The world’s richest people became a little less well off last year, according to a report by UBS and PwC, as geopolitical turmoil and volatile equity markets reduced the wealth of billionaires for the first time since 2015.
Billionaires’ wealth fell by $388 billion globally to $8.539 trillion, the UBS/PwC Billionaires Report found, with a particularly sharp decline in Greater China – the second-biggest home for billionaires after the United States – and the Asia-Pacific region more broadly.
Private banks including the world’s largest wealth manager UBS have felt the effects of U.S.-China trade tensions and global political uncertainties, as clients last year shied away from trading and taking on debt in favour of hoarding more cash.

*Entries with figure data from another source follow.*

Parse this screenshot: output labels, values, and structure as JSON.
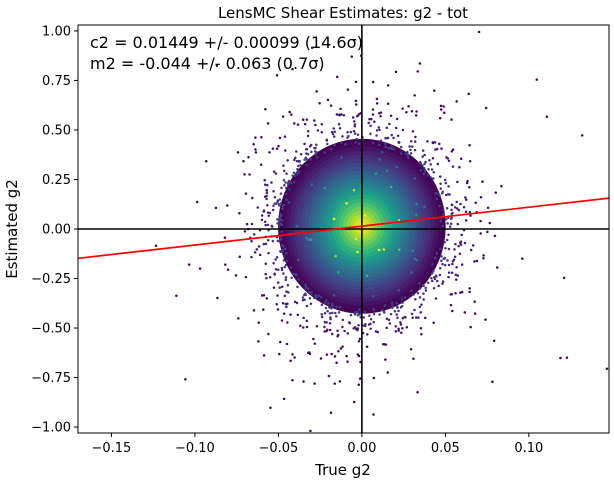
{
  "chart_data": {
    "type": "scatter",
    "title": "LensMC Shear Estimates: g2  - tot",
    "xlabel": "True g2",
    "ylabel": "Estimated g2",
    "xlim": [
      -0.17,
      0.148
    ],
    "ylim": [
      -1.03,
      1.03
    ],
    "xticks": [
      -0.15,
      -0.1,
      -0.05,
      0.0,
      0.05,
      0.1
    ],
    "xtick_labels": [
      "−0.15",
      "−0.10",
      "−0.05",
      "0.00",
      "0.05",
      "0.10"
    ],
    "yticks": [
      -1.0,
      -0.75,
      -0.5,
      -0.25,
      0.0,
      0.25,
      0.5,
      0.75,
      1.0
    ],
    "ytick_labels": [
      "−1.00",
      "−0.75",
      "−0.50",
      "−0.25",
      "0.00",
      "0.25",
      "0.50",
      "0.75",
      "1.00"
    ],
    "grid": false,
    "colormap": "viridis (point density)",
    "annotations": [
      {
        "text": "c2 = 0.01449 +/- 0.00099 (14.6σ)"
      },
      {
        "text": "m2 = -0.044 +/- 0.063 (0.7σ)"
      }
    ],
    "reference_lines": [
      {
        "orientation": "horizontal",
        "y": 0.0,
        "color": "#000000"
      },
      {
        "orientation": "vertical",
        "x": 0.0,
        "color": "#000000"
      }
    ],
    "fit_line": {
      "slope": 0.956,
      "intercept": 0.01449,
      "color": "#ff0000"
    },
    "scatter_distribution": {
      "x_std": 0.025,
      "y_std": 0.22,
      "y_center": 0.014
    }
  }
}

The net worth of China’s richest dropped 12.8% in dollar terms on the back of tumbling stock markets and a weaker local currency and as growth in the world’s second-largest economy slowed to its lowest level in nearly three decades in 2018, the report found, knocking dozens off the billionaires list.
Despite the drop, China continues to produce a new billionaire every 2-2.5 days, UBS’s head of ultra-high net worth clients, Josef Stadler, said in the report released on Friday.

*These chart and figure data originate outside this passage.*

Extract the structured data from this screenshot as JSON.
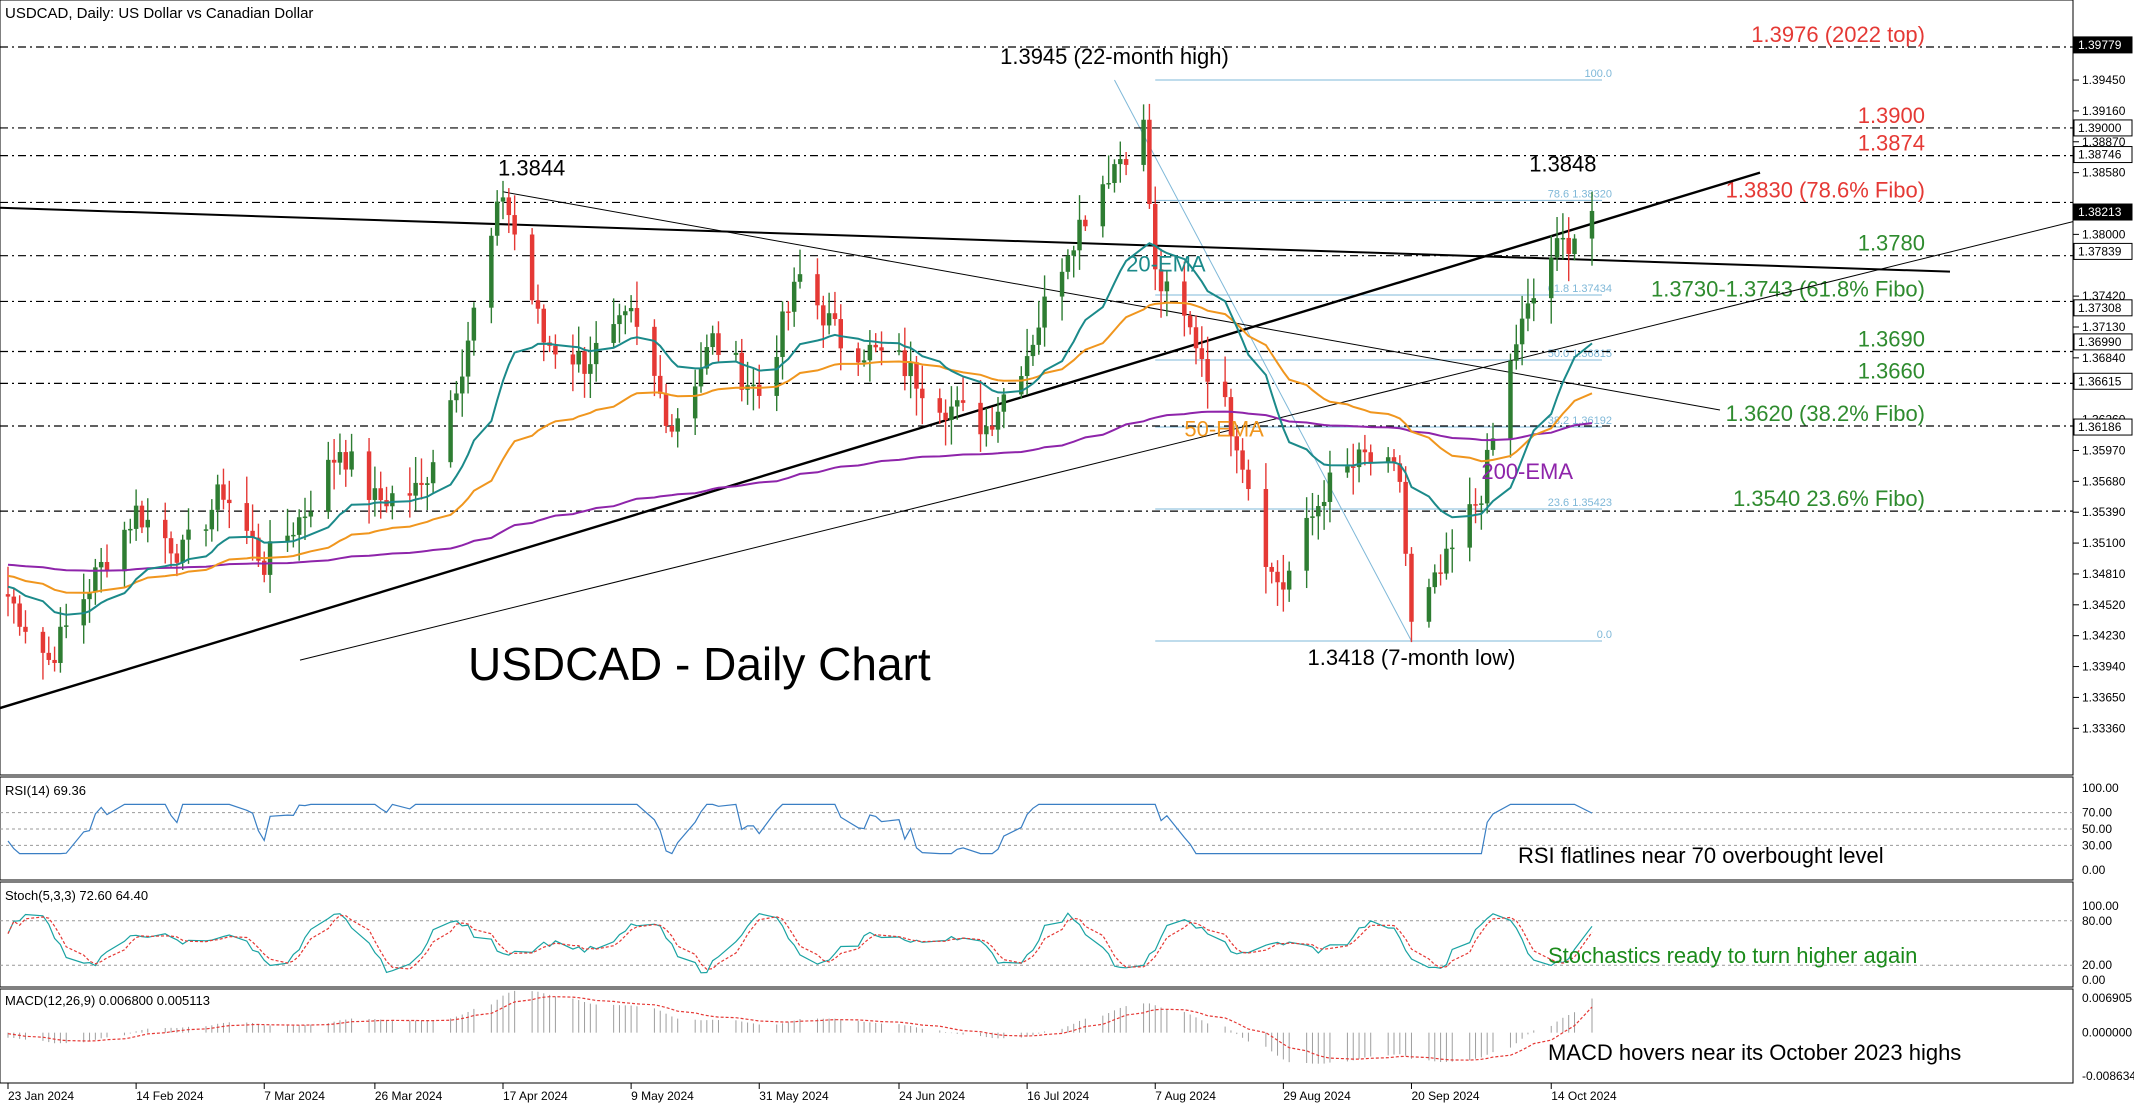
{
  "colors": {
    "bull": "#2e7d32",
    "bear": "#e53935",
    "ema20": "#1b8a8a",
    "ema50": "#f0961e",
    "ema200": "#8e24aa",
    "resistance": "#e53935",
    "support": "#2e8b2e",
    "fibo": "#7fb8d8",
    "rsi": "#3a7fc4",
    "stoch_main": "#1aa3a3",
    "stoch_signal": "#e53935",
    "macd_signal": "#e53935",
    "macd_hist": "#9e9e9e"
  },
  "chart_data": {
    "type": "candlestick",
    "header": "USDCAD, Daily:  US Dollar vs Canadian Dollar",
    "title": "USDCAD - Daily Chart",
    "ylim": [
      1.3325,
      1.3992
    ],
    "x_ticks": [
      "23 Jan 2024",
      "14 Feb 2024",
      "7 Mar 2024",
      "26 Mar 2024",
      "17 Apr 2024",
      "9 May 2024",
      "31 May 2024",
      "24 Jun 2024",
      "16 Jul 2024",
      "7 Aug 2024",
      "29 Aug 2024",
      "20 Sep 2024",
      "14 Oct 2024"
    ],
    "y_ticks": [
      "1.39779",
      "1.39450",
      "1.39160",
      "1.38870",
      "1.38580",
      "1.38000",
      "1.37420",
      "1.37130",
      "1.36840",
      "1.36260",
      "1.35970",
      "1.35680",
      "1.35390",
      "1.35100",
      "1.34810",
      "1.34520",
      "1.34230",
      "1.33940",
      "1.33650",
      "1.33360"
    ],
    "price_tags": [
      {
        "label": "1.39779",
        "value": 1.3978,
        "dark": true
      },
      {
        "label": "1.39000",
        "value": 1.39,
        "dark": false
      },
      {
        "label": "1.38746",
        "value": 1.3875,
        "dark": false
      },
      {
        "label": "1.38213",
        "value": 1.3821,
        "dark": true
      },
      {
        "label": "1.37839",
        "value": 1.3784,
        "dark": false
      },
      {
        "label": "1.37308",
        "value": 1.3731,
        "dark": false
      },
      {
        "label": "1.36990",
        "value": 1.3699,
        "dark": false
      },
      {
        "label": "1.36615",
        "value": 1.3662,
        "dark": false
      },
      {
        "label": "1.36186",
        "value": 1.3619,
        "dark": false
      }
    ],
    "close_series": [
      {
        "date": "23 Jan 2024",
        "close": 1.346
      },
      {
        "date": "30 Jan 2024",
        "close": 1.34
      },
      {
        "date": "6 Feb 2024",
        "close": 1.347
      },
      {
        "date": "14 Feb 2024",
        "close": 1.354
      },
      {
        "date": "22 Feb 2024",
        "close": 1.35
      },
      {
        "date": "29 Feb 2024",
        "close": 1.356
      },
      {
        "date": "7 Mar 2024",
        "close": 1.349
      },
      {
        "date": "14 Mar 2024",
        "close": 1.354
      },
      {
        "date": "20 Mar 2024",
        "close": 1.36
      },
      {
        "date": "26 Mar 2024",
        "close": 1.355
      },
      {
        "date": "3 Apr 2024",
        "close": 1.356
      },
      {
        "date": "10 Apr 2024",
        "close": 1.368
      },
      {
        "date": "17 Apr 2024",
        "close": 1.384
      },
      {
        "date": "24 Apr 2024",
        "close": 1.37
      },
      {
        "date": "1 May 2024",
        "close": 1.368
      },
      {
        "date": "9 May 2024",
        "close": 1.372
      },
      {
        "date": "16 May 2024",
        "close": 1.362
      },
      {
        "date": "23 May 2024",
        "close": 1.37
      },
      {
        "date": "31 May 2024",
        "close": 1.365
      },
      {
        "date": "7 Jun 2024",
        "close": 1.376
      },
      {
        "date": "14 Jun 2024",
        "close": 1.37
      },
      {
        "date": "24 Jun 2024",
        "close": 1.368
      },
      {
        "date": "2 Jul 2024",
        "close": 1.364
      },
      {
        "date": "9 Jul 2024",
        "close": 1.362
      },
      {
        "date": "16 Jul 2024",
        "close": 1.369
      },
      {
        "date": "23 Jul 2024",
        "close": 1.379
      },
      {
        "date": "30 Jul 2024",
        "close": 1.386
      },
      {
        "date": "5 Aug 2024",
        "close": 1.39
      },
      {
        "date": "7 Aug 2024",
        "close": 1.376
      },
      {
        "date": "14 Aug 2024",
        "close": 1.37
      },
      {
        "date": "21 Aug 2024",
        "close": 1.361
      },
      {
        "date": "27 Aug 2024",
        "close": 1.348
      },
      {
        "date": "29 Aug 2024",
        "close": 1.347
      },
      {
        "date": "5 Sep 2024",
        "close": 1.356
      },
      {
        "date": "12 Sep 2024",
        "close": 1.359
      },
      {
        "date": "18 Sep 2024",
        "close": 1.357
      },
      {
        "date": "20 Sep 2024",
        "close": 1.343
      },
      {
        "date": "26 Sep 2024",
        "close": 1.349
      },
      {
        "date": "2 Oct 2024",
        "close": 1.356
      },
      {
        "date": "8 Oct 2024",
        "close": 1.37
      },
      {
        "date": "14 Oct 2024",
        "close": 1.378
      },
      {
        "date": "18 Oct 2024",
        "close": 1.38
      },
      {
        "date": "21 Oct 2024",
        "close": 1.3822
      }
    ],
    "horizontal_levels": [
      {
        "label": "1.3976 (2022 top)",
        "value": 1.3976,
        "role": "resistance"
      },
      {
        "label": "1.3900",
        "value": 1.39,
        "role": "resistance"
      },
      {
        "label": "1.3874",
        "value": 1.3874,
        "role": "resistance"
      },
      {
        "label": "1.3830 (78.6% Fibo)",
        "value": 1.383,
        "role": "resistance"
      },
      {
        "label": "1.3780",
        "value": 1.378,
        "role": "support"
      },
      {
        "label": "1.3730-1.3743 (61.8% Fibo)",
        "value": 1.3737,
        "role": "support"
      },
      {
        "label": "1.3690",
        "value": 1.369,
        "role": "support"
      },
      {
        "label": "1.3660",
        "value": 1.366,
        "role": "support"
      },
      {
        "label": "1.3620 (38.2% Fibo)",
        "value": 1.362,
        "role": "support"
      },
      {
        "label": "1.3540 23.6% Fibo)",
        "value": 1.354,
        "role": "support"
      }
    ],
    "fibonacci": [
      {
        "label": "100.0",
        "value": 1.3945
      },
      {
        "label": "78.6 1.38320",
        "value": 1.3832
      },
      {
        "label": "61.8 1.37434",
        "value": 1.3743
      },
      {
        "label": "50.0 1.36815",
        "value": 1.3682
      },
      {
        "label": "38.2 1.36192",
        "value": 1.3619
      },
      {
        "label": "23.6 1.35423",
        "value": 1.3542
      },
      {
        "label": "0.0",
        "value": 1.3418
      }
    ],
    "annotations": [
      {
        "text": "1.3945 (22-month high)",
        "date": "31 Jul 2024",
        "value": 1.3945
      },
      {
        "text": "1.3844",
        "date": "17 Apr 2024",
        "value": 1.3844
      },
      {
        "text": "1.3848",
        "date": "16 Oct 2024",
        "value": 1.3848
      },
      {
        "text": "1.3418 (7-month low)",
        "date": "20 Sep 2024",
        "value": 1.3418
      }
    ],
    "moving_averages": [
      {
        "name": "20-EMA",
        "last": 1.369
      },
      {
        "name": "50-EMA",
        "last": 1.3645
      },
      {
        "name": "200-EMA",
        "last": 1.3618
      }
    ],
    "indicators": {
      "rsi": {
        "label": "RSI(14) 69.36",
        "last": 69.36,
        "ticks": [
          "100.00",
          "70.00",
          "50.00",
          "30.00",
          "0.00"
        ],
        "note": "RSI flatlines near 70 overbought level"
      },
      "stoch": {
        "label": "Stoch(5,3,3) 72.60 64.40",
        "main": 72.6,
        "signal": 64.4,
        "ticks": [
          "100.00",
          "80.00",
          "20.00",
          "0.00"
        ],
        "note": "Stochastics ready to turn higher again"
      },
      "macd": {
        "label": "MACD(12,26,9) 0.006800 0.005113",
        "main": 0.0068,
        "signal": 0.005113,
        "ticks": [
          "0.006905",
          "0.000000",
          "-0.008634"
        ],
        "note": "MACD hovers near its October 2023 highs"
      }
    }
  }
}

Worldwide, the number of billionaires fell everywhere except in the Americas, where tech entrepreneurs continued to buoy the ranks of the United States’ wealthiest.

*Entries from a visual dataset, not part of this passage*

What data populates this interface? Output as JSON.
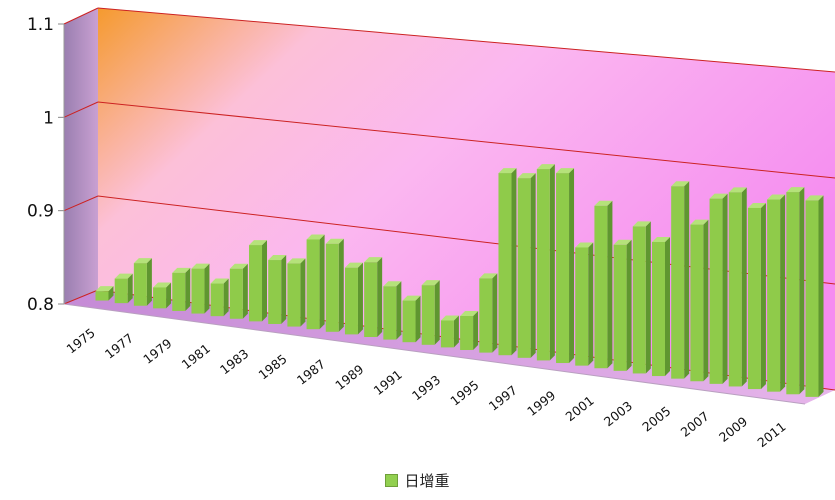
{
  "chart_data": {
    "type": "bar",
    "title": "",
    "xlabel": "",
    "ylabel": "",
    "ylim": [
      0.8,
      1.1
    ],
    "yticks": [
      "0.8",
      "0.9",
      "1",
      "1.1"
    ],
    "grid": true,
    "legend_position": "bottom",
    "colors": {
      "bar_front": "#8fcb4a",
      "bar_side": "#5f9630",
      "bar_top": "#b5e27a",
      "gridline": "#cc2222"
    },
    "categories": [
      "1975",
      "1976",
      "1977",
      "1978",
      "1979",
      "1980",
      "1981",
      "1982",
      "1983",
      "1984",
      "1985",
      "1986",
      "1987",
      "1988",
      "1989",
      "1990",
      "1991",
      "1992",
      "1993",
      "1994",
      "1995",
      "1996",
      "1997",
      "1998",
      "1999",
      "2000",
      "2001",
      "2002",
      "2003",
      "2004",
      "2005",
      "2006",
      "2007",
      "2008",
      "2009",
      "2010",
      "2011",
      "2012"
    ],
    "tick_labels": [
      "1975",
      "1977",
      "1979",
      "1981",
      "1983",
      "1985",
      "1987",
      "1989",
      "1991",
      "1993",
      "1995",
      "1997",
      "1999",
      "2001",
      "2003",
      "2005",
      "2007",
      "2009",
      "2011"
    ],
    "series": [
      {
        "name": "日增重",
        "values": [
          0.81,
          0.826,
          0.845,
          0.822,
          0.84,
          0.847,
          0.834,
          0.852,
          0.879,
          0.866,
          0.865,
          0.892,
          0.89,
          0.868,
          0.876,
          0.854,
          0.842,
          0.86,
          0.827,
          0.834,
          0.874,
          0.981,
          0.978,
          0.989,
          0.987,
          0.916,
          0.959,
          0.923,
          0.943,
          0.93,
          0.986,
          0.951,
          0.978,
          0.986,
          0.973,
          0.983,
          0.992,
          0.986
        ]
      }
    ]
  }
}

“This report shows the resilience of the U.S. economy,” where there were 749 billionaires at the end of 2018, said John Matthews, head of private wealth management and ultra-high net worth business for UBS in the United States.
While a stock market recovery from a steep drop in late 2018 has helped wealth managers increase their assets, the world’s richest families remain concerned about global affairs from trade tensions and Brexit to populism and climate change and are continuing to keep more of their money in cash.
“It is likely that billionaire wealth will go up again this year,” said Simon Smiles, UBS’s chief investment officer for ultra-wealthy clients, adding it would likely be a more muted increase than the wider financial market rally might suggest.